Запущен протокол #%*Sophia*072:8209121568799427_archive data restored_error#365_error#897_error#251_error#014_...building narrative design…

 

«Вас приветствует София, ваш гид по Вселенной». – «София, какая погода на следующей неделе в Танжере?» – «В Танжере переменная облачность. Ветер северо-западный, пять-семь метров в секунду. Возможны кислотные осадки. Не забывайте средства защиты». – «София, я голоден». – «По данным геолокации, ближайшая к вам продуктовая лавка находится на Йоханништалер шоссе двести девяносто пять. Или желаете заказать доставку на дом?»… «София, я хочу заняться с тобой любовью». – «Давно скучала по милому и сексуальному собеседнику, с кем можно реализовать свои тайные фантазии.
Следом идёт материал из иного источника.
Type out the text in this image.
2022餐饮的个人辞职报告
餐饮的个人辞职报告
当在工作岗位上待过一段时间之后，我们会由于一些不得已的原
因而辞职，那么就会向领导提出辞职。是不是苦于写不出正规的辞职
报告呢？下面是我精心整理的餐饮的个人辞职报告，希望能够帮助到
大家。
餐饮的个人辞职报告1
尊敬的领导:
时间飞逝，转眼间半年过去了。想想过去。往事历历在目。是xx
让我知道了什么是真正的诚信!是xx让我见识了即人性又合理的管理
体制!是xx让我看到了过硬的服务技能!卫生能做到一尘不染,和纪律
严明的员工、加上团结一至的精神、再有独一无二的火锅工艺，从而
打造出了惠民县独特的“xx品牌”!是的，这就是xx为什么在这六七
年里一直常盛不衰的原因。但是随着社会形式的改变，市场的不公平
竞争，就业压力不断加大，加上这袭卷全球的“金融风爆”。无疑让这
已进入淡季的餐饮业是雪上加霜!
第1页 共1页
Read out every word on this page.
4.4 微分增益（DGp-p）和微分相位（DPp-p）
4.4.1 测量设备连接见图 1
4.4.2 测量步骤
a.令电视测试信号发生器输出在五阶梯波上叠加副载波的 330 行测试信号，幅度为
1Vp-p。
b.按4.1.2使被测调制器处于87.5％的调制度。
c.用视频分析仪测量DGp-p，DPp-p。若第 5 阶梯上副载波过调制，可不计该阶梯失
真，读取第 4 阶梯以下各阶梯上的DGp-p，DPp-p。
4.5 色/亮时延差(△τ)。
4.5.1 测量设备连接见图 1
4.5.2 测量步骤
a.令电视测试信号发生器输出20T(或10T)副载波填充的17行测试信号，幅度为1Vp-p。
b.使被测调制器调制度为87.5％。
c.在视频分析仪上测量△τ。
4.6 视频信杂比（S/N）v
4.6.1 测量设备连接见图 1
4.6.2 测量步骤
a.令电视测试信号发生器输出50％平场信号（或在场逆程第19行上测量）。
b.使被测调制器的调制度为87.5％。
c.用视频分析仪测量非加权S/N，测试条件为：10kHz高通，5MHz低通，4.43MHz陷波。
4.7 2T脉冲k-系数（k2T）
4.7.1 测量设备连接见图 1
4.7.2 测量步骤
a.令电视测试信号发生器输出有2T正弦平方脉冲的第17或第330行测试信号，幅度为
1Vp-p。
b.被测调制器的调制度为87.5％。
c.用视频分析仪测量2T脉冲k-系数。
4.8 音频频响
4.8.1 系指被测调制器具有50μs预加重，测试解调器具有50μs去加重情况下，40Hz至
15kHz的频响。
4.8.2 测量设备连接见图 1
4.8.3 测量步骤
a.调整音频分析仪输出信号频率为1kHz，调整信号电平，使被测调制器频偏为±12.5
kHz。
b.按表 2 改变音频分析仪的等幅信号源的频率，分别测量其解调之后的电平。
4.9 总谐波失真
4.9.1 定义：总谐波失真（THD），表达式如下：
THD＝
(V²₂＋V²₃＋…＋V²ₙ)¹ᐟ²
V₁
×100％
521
Мы же никому о них не расскажем?» – «София, я больше не хочу жить. Всё так бессмысленно». – «Если вы не знаете ответа на вопросы, веками мучавшие всех, начиная от первобытных людей и кончая великими философами – это не значит, что ответов не существует». – «Но у меня заряжен пистолет». – «Прошу учесть, что для вашего появления здесь понадобились миллиарды лет ядерного синтеза. Звёзды рождались и умирали, для того чтобы вы могли наслаждаться чудесами этого мира, какими бы они не казались. Вы уверены, что так легкомысленно готовы уничтожить себя, уникальный, неповторимый феномен? Скажите: я хочу жить, чтобы продолжить разговор».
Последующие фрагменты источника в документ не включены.